Why the Turnaround is Real

Power Line’s Paul Mirengoff recently posted his response to Peter Robinson’s and TJ Rodgers’ open letter to Dartmouth, as well as to my Homecoming editorial, both of which argued that the political turmoil of Dartmouth’s past decade deserves to be set aside now that Jim Kim has replaced Jim Wright as president of Dartmouth. 

Mirengoff writes:

Has Dartmouth turned it around? Or do the objections raised here on Power Line and by other “dissidents” still fully apply?

It depends on which objections we’re talking about. If we’re talking about things like insufficient attention by the president to the football team or an an unwillingness to say nice things about fraternities and the Dartmouth Review, then we have indeed witnessed a transformation under Jim Kim.

But what about academics, which I assume is the foremost issue for nearly all of Dartmouth’s critics? The two major problems I have focused on are (1) class size/inability to get into desirable classes and (2) instruction marred by the left-wing bias and/or outright foolishness of the professor.

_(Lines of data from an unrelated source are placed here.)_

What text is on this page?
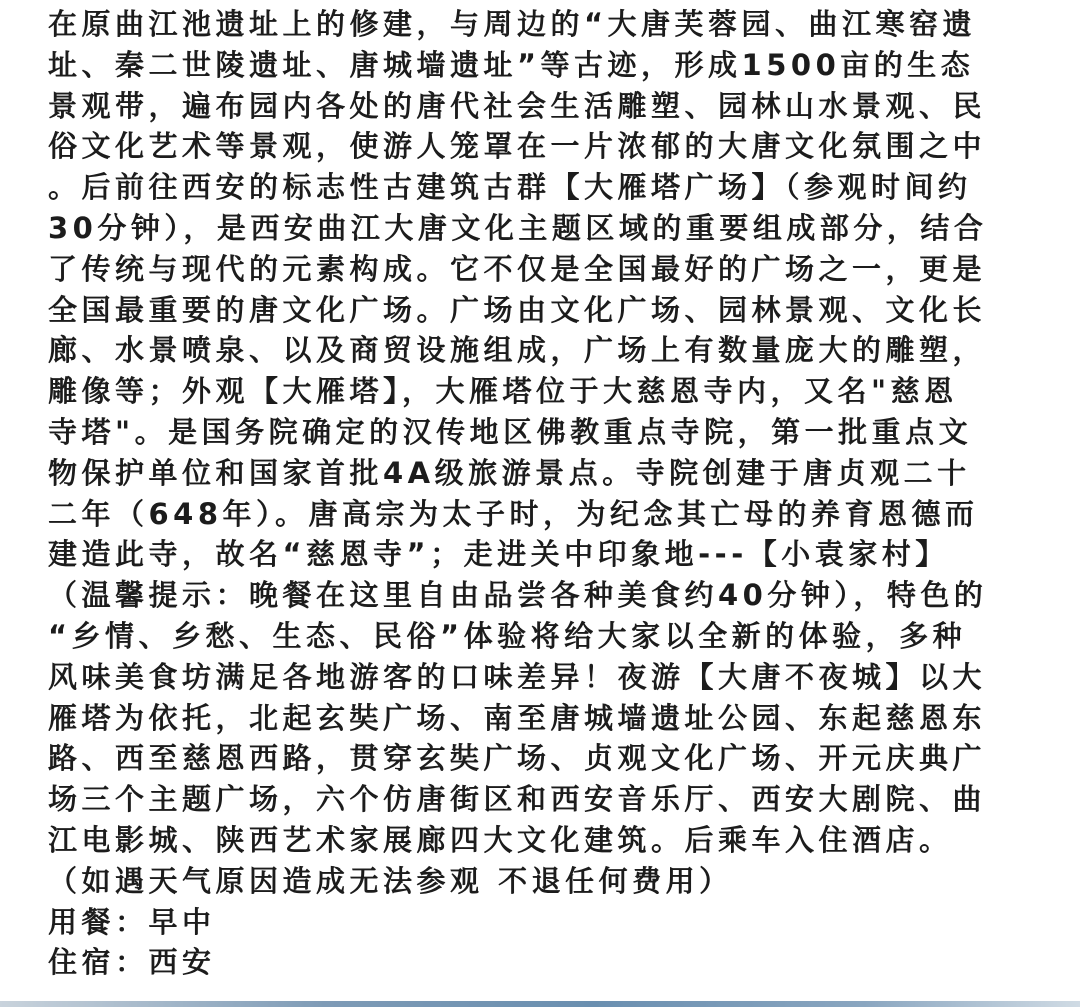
在原曲江池遗址上的修建，与周边的“大唐芙蓉园、曲江寒窑遗
址、秦二世陵遗址、唐城墙遗址”等古迹，形成1500亩的生态
景观带，遍布园内各处的唐代社会生活雕塑、园林山水景观、民
俗文化艺术等景观，使游人笼罩在一片浓郁的大唐文化氛围之中
。后前往西安的标志性古建筑古群【大雁塔广场】（参观时间约
30分钟），是西安曲江大唐文化主题区域的重要组成部分，结合
了传统与现代的元素构成。它不仅是全国最好的广场之一，更是
全国最重要的唐文化广场。广场由文化广场、园林景观、文化长
廊、水景喷泉、以及商贸设施组成，广场上有数量庞大的雕塑，
雕像等；外观【大雁塔】，大雁塔位于大慈恩寺内，又名"慈恩
寺塔"。是国务院确定的汉传地区佛教重点寺院，第一批重点文
物保护单位和国家首批4A级旅游景点。寺院创建于唐贞观二十
二年（648年）。唐高宗为太子时，为纪念其亡母的养育恩德而
建造此寺，故名“慈恩寺”；走进关中印象地---【小袁家村】
（温馨提示：晚餐在这里自由品尝各种美食约40分钟），特色的
“乡情、乡愁、生态、民俗”体验将给大家以全新的体验，多种
风味美食坊满足各地游客的口味差异！夜游【大唐不夜城】以大
雁塔为依托，北起玄奘广场、南至唐城墙遗址公园、东起慈恩东
路、西至慈恩西路，贯穿玄奘广场、贞观文化广场、开元庆典广
场三个主题广场，六个仿唐街区和西安音乐厅、西安大剧院、曲
江电影城、陕西艺术家展廊四大文化建筑。后乘车入住酒店。
（如遇天气原因造成无法参观 不退任何费用）
用餐：早中
住宿：西安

I see no evidence of a turnaround on either score. In the spring of this year, my daughter, by then in her last term at Dartmouth, was still being shut out of courses she wanted to take in several humanities departments. And her search for that elusive third course was made more difficult by the fact that some of the courses that otherwise interested her were being taught in a foreign language — leftist, post-modern gibberish.

I agree with Mirengoff, Dartblog, and others that course enrollment restrictions remain a problem. Dartmouth simply hasn’t done an adequate job of satisfying the market demand for courses in Economics, Government, and other popular disciplines. Fixing that will require hiring more professors (preferably tenure-track hires, not adjuncts, as is the dispiriting trend in the modern academy). 

The oversubscription problem is derivative of the fact that Dartmouth (wisely) insists on keeping its class sizes small. In my Dartmouth career, I have taken only one class that had more than 60 students; the majority of my classes have had fewer than 20. My academic experience at Dartmouth has proven much more satisfactory than that which I had at Duke, where I spent my freshman year. At Duke, oversubscription was a much bigger problem: if you hadn’t signed up for your preferred classes within the first 5 minutes of course enrollment online, you had absolutely no chance of getting what you wanted. Even then, it was unlikely that you would get into more than half of your first-choice classes. My classes at Duke, which were mostly in the same disciplines (History, Political Science, Arabic) as I have studied at Dartmouth, were also often twice the size of my Dartmouth classes. Instruction was much less personal, and grading was almost always performed by teaching assistants. I’ve never had a TA at Dartmouth. 

That’s not to excuse oversubscription at Dartmouth. There seems to have been no appreciable turnaround in that area of performance under Kim, though I would argue that compared with one other peer data point (Duke), Dartmouth is doing great.

As for left-wing bias and general foolishness, I have been lucky enough not to encounter much of either in my Dartmouth studies. Sure, I’ve taken classes with professors who are very far to the left, many of whom I now count as friends. They have never imposed those personal feelings on me as a student; I have always been perfectly free to express myself as a conservative, and have never suffered academically because of it. The History and Government departments are teeming with first-rate professors, as is the Economics Department, with which I am familiar only by popular reputation. Of course, there are less-than-stellar teachers at Dartmouth, and the Review has chronicled a number of them. 

I would argue, however, that the turnaround has more to do with the spirit which Kim has brought to the job, which channels the institutional purpose that Dickey championed during his time as president. Kim understands that Dartmouth needs a unifying purpose to counter narrow specialization in the academy, and his eagerness to point to these ideas in his public remarks doesn’t count for nothing. He has met with the Review‘s own Jeffrey Hart on a regular basis to discuss the implementation of a new Great Books-like program that would give more coherence to the humanities, and the administration is apparently in the middle of a review process for reintroducing a Great Issues curriculum for sophomores during their summer term.

What will become of all these things? It still remains to be seen. But I would argue that when it comes to academics, President Kim says all the right things, and seems to be taking clear steps to bring back the old spirit of institutional purpose that makes the liberal arts the liberal arts. I agree that, for the time being, it’s mostly just words. But in this case, words matter a whole lot.